Wikipedia pages common 4,383 phrases, 31 lists, and 6.6 tables. They are encyclopedic in the literal sense. ChatGPT cites Wikipedia from deep in the search outcomes the place each different web site sort will get ignored.
This is density working as a sign, however at a scale no writer can replicate. Wikipedia’s content material is exhaustive, richly structured, and cross-linked throughout tens of millions of matters. A 3,000-word company weblog submit with 15 subheadings is not the similar factor.
5. The Bimodal Actuality
58% of pages retrieved by ChatGPT on this dataset are by no means cited. 25% are at all times cited once they seem. Solely 17% fall in between.
The always-cited and never-cited teams look practically equivalent on most content material metrics: related phrase counts (~2,200), related heading counts (~20), related readability scores (~12 FK grade), related area authority (~54). The on-page alerts we will measure do not separate winners from losers.
What separates them is retrieval rank. At all times-cited pages rank close to the prime once they floor. By no means-cited pages rank in the backside half. The retrieval system, no matter alerts it makes use of internally, is the gatekeeper. All the things else is a tiebreaker.
6. What This Means For Your Content material
Standard web optimization content material writing knowledge says cowl extra subtopics, add extra sections, construct density. The information says the standard strategy produces “combined” pages, the 17% in the center that get cited generally and ignored different occasions.
Combined pages have the highest phrase counts, the most headings, and the highest area authority in the dataset. They are the “final guides.” They are additionally the least dependable performers in ChatGPT.
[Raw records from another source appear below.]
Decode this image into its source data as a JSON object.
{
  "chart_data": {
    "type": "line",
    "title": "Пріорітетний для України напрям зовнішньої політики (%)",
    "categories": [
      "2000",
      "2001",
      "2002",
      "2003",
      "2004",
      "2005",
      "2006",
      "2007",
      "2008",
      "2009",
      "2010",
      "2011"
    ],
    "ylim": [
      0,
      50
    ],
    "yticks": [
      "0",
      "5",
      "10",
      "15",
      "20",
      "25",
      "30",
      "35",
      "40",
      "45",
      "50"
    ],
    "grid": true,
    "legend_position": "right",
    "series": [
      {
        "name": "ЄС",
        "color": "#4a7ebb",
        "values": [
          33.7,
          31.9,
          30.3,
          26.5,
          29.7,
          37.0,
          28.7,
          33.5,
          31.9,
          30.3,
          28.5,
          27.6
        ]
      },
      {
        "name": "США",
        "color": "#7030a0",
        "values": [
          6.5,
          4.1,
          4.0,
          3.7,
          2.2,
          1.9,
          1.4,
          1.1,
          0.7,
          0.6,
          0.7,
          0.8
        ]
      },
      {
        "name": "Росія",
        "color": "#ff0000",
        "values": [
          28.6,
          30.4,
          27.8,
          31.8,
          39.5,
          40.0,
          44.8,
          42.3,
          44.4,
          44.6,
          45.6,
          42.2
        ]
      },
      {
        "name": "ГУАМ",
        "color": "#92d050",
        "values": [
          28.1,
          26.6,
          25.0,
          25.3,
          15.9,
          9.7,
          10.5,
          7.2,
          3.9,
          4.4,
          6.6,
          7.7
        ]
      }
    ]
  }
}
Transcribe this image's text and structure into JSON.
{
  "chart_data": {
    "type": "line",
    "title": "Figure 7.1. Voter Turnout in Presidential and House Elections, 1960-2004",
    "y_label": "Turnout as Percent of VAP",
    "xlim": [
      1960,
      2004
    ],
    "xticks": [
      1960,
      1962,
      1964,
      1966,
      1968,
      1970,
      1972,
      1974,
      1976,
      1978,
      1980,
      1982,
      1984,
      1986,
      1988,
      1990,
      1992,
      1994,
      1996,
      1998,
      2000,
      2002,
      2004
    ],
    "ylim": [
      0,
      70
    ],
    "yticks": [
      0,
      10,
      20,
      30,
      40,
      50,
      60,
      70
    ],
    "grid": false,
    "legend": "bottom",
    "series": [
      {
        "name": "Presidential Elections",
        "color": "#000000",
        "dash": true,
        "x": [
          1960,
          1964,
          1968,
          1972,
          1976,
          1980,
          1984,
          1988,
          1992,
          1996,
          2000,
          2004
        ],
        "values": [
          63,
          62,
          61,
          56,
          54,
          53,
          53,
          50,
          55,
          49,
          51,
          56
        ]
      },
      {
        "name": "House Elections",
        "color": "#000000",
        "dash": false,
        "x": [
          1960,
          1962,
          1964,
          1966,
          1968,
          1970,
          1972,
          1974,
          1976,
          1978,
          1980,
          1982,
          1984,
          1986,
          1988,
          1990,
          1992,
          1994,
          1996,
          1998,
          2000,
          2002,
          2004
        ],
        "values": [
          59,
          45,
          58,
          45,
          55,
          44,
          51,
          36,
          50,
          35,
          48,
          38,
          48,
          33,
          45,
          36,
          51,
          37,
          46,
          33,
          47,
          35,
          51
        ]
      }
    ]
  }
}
The pages that win persistently are centered. They:
- Match the question instantly of their headings,
- Have a tendency to be shorter (the quotation candy spot is 500-2,000 phrases), and
- Have sufficient construction (7-20 subheadings) to arrange the content material with out diluting it.
Construct the web page that is the greatest reply to one query. Not the web page that adequately solutions 20.
Featured Picture: Tero Vesalainen/Shutterstock; Paulo Bobita/Search Engine Journal
Disclaimer: This article is sourced from external platforms. OverBeta has not independently verified the information. Readers are advised to verify details before relying on them.